Colombia’s second largest rebel group, the National Liberation Army (ELN), on Monday praised a political participation agreement reached last week between the government and the FARC. A possible peace agreement “anticipates a Christmas gift, that Colombians traditionally ask for from baby Jesus,” said the article.
The ELN, which is believed to have 1,500 armed combatants in its ranks, said that there were a sufficient number of “gifts” agreed upon in last week’s mostly undisclosed agreement between the FARC and the government.
This deal would be enough to “remedy a good part of the prevailing anti-democracy in Colombia,” according to the guerrillas.

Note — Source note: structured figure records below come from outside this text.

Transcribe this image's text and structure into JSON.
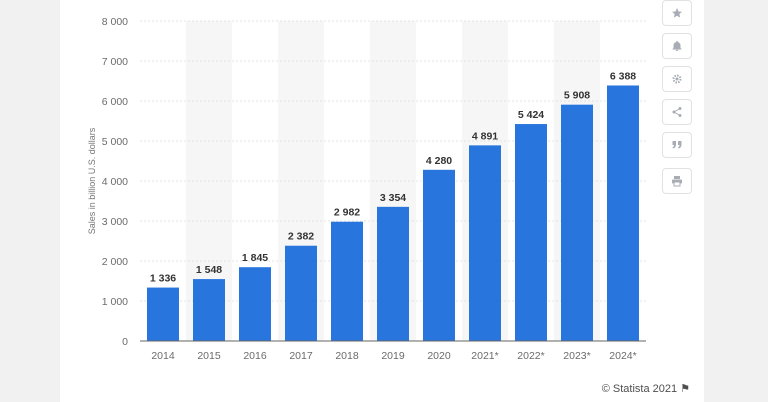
{
  "chart_data": {
    "type": "bar",
    "categories": [
      "2014",
      "2015",
      "2016",
      "2017",
      "2018",
      "2019",
      "2020",
      "2021*",
      "2022*",
      "2023*",
      "2024*"
    ],
    "values": [
      1336,
      1548,
      1845,
      2382,
      2982,
      3354,
      4280,
      4891,
      5424,
      5908,
      6388
    ],
    "value_labels": [
      "1 336",
      "1 548",
      "1 845",
      "2 382",
      "2 982",
      "3 354",
      "4 280",
      "4 891",
      "5 424",
      "5 908",
      "6 388"
    ],
    "ylabel": "Sales in billion U.S. dollars",
    "ylim": [
      0,
      8000
    ],
    "yticks": [
      0,
      1000,
      2000,
      3000,
      4000,
      5000,
      6000,
      7000,
      8000
    ],
    "ytick_labels": [
      "0",
      "1 000",
      "2 000",
      "3 000",
      "4 000",
      "5 000",
      "6 000",
      "7 000",
      "8 000"
    ],
    "grid": true,
    "bar_color": "#2876dd",
    "alt_band_color": "#f6f6f6"
  },
  "sidebar": {
    "buttons": [
      {
        "name": "favorite-star-icon",
        "glyph": "★"
      },
      {
        "name": "notification-bell-icon",
        "glyph": "bell"
      },
      {
        "name": "settings-gear-icon",
        "glyph": "⚙"
      },
      {
        "name": "share-icon",
        "glyph": "share"
      },
      {
        "name": "cite-quote-icon",
        "glyph": "❞"
      },
      {
        "name": "print-icon",
        "glyph": "print"
      }
    ]
  },
  "footer": {
    "credit": "© Statista 2021"
  }
}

The subject of political participation has long been one of the biggest ideological battles for guerrilla groups, most of which initially formed as a response to intense political persecution.
“The shower of gifts announced for the purpose of having democracy exist, means that the agreement is finally going to have statutes for the opposition, democratic participation of citizens, guarantees for protests and demonstrations, mediums of communication, councils for…cohabitation, transparency, citizen participation in development plans, [means of making] new political parties…revision of the electoral system, “special peace districts,” protection for political leaders and women participation [in government],” professed the ELN.
The guerrillas did note however that the “gifts” are still at this point only “virtual” and that it will require a “touch of magic” to make these deals become realities.
“The magician…is the guerrilla group that makes achievements for change with good behavior,” said the article.
Talks of peace talks with the ELN have been floating around for over a year since those with the FARC began. While the second largest guerrilla group has expressed desire and preparedness to enter peace talks, the government seems to be waiting to see the result of ongoing dialogues with the FARC occurring in Havana, Cuba, before committing to sitting down to the table.
The ELN has said however that their peace team is “formed and ready” to begin talks with the government.
The ELN is also suspected of putting pressure on the government through a string of infrastructural attacks including allegedly causing serious damage to various northeastern Colombian oil pipelines.
The ELN concluded with a question for President Juan Manuel Santos, the incumbent who largely organized peace talks with the FARC and has been dismissing potential peace talks with the ELN.
“Can you fulfill your promises for democracy without signing peace agreements with the guerrillas?”
The fourth attempt at peace talks with the FARC will reach its one year anniversary on November 19.